ラヴィングアンサー (父ダイワメジャー 岩田望来)
オープンに昇級後も安定して速い上がりを繰り出しているので全くもって力が足りていないという訳ではない。とはいえ、今回は近走と比較すると急激にメンバーレベルが上昇。その分だけレース前半のペースが上がり、この馬向きのラップ構成となる可能性はあるが、それでも入着レベルだろう。
ピクシーナイト (父モーリス 福永祐一)
NHKマイルカップでは33秒台のハイラップで逃げたように、前々から高いスピード性能を披露。1,200m戦に矛先を向けたことで近2走では中団待機から末脚に懸ける形で安定して走れている点に高評価。デビューからの2戦は差しに構えて結果を残していた一方で、マイル重賞で上位に来た時には逃げの手を打っていたのが特徴でどんな形になっても力を出し切れる万能性を示したのは好感でここでも勝ち負けが期待できる3歳馬だ。
ファストフォース (父ロードカナロア 鮫島克駿)
今年の小倉芝コースは異常なまでの高速馬場で3勝クラスを勝ちあぐねていたこの馬がいきなり日本レコードをマークしたように、適性や道中でのポジションが重要な状況となっていた。安定して先行可能な速力があり、ダートでも走れていたような持続性能も備えていたこの馬にとっては、この小倉の馬場状態がバッチリ噛み合ったということ。
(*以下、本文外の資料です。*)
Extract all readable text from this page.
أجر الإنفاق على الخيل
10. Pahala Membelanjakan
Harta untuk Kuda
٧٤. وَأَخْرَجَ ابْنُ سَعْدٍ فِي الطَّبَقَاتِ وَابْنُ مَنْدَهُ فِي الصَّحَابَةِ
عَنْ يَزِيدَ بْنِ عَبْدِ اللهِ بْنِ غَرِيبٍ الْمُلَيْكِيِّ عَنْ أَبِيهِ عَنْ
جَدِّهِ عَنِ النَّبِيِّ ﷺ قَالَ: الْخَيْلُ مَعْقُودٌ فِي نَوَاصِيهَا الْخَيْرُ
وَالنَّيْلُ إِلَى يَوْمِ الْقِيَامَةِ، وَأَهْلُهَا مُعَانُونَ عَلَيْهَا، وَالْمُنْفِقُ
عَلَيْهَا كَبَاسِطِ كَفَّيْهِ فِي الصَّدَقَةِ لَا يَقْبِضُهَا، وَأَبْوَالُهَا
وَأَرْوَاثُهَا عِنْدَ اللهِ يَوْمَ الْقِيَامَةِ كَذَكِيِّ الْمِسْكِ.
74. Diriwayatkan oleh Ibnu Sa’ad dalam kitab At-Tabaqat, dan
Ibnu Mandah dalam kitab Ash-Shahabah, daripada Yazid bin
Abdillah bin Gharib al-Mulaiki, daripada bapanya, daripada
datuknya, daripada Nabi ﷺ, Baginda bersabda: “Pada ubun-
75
直線で上り坂が構えている中山コースで同様のパフォーマンスが見せられるとは言い難いところ。
メイケイエール (父ミッキーアイル 池添謙一)
道中で他馬を蹴散らしながら前へ上がっていくような、制御不能になってしまう程の強烈な前進気勢が特徴。マイル戦では全く抑えが利かないために前走では距離を短縮したが、古馬短距離戦のペースでも脚を溜めて進めることができず。今回もまず道中で上がっていくような競馬をしてしまうのが予想されるため、これでは大きな上積みは見込めないか。
タイセイビジョン (父タートルボウル 三浦皇成)
近2走はレース前半の追走面に苦しみながらも、メンバー中2位の上がりを繰り出しての差し込み。2走前は異常なまでの高速馬場、前走は開幕週の先行有利なシチュエーションとそれぞれに不利な要素があり、開催の最終週となる今回は近走よりもこの馬向きの状況と言える。あとは、少々乗り難しいタイプだけに、テン乗りの三浦騎手がどれだけ御せるか。
ビアンフェ (父キズナ 藤岡佑介)
550キロを超える大型馬だが、スタート直後から強気に先行しての逃げ切りがスタイル。とにかく自分の形に持ち込めるかどうかがカギで、単騎逃げの手を打てさえすれば簡単には失速しないが、今回はモズスーパーフレアという強力な同型が存在。昨年のスプリンターズSでもハナを叩かれてしまい、力を出し切れずのシンガリ負け。枠の並びなど、同馬との兼ね合いがポイントか。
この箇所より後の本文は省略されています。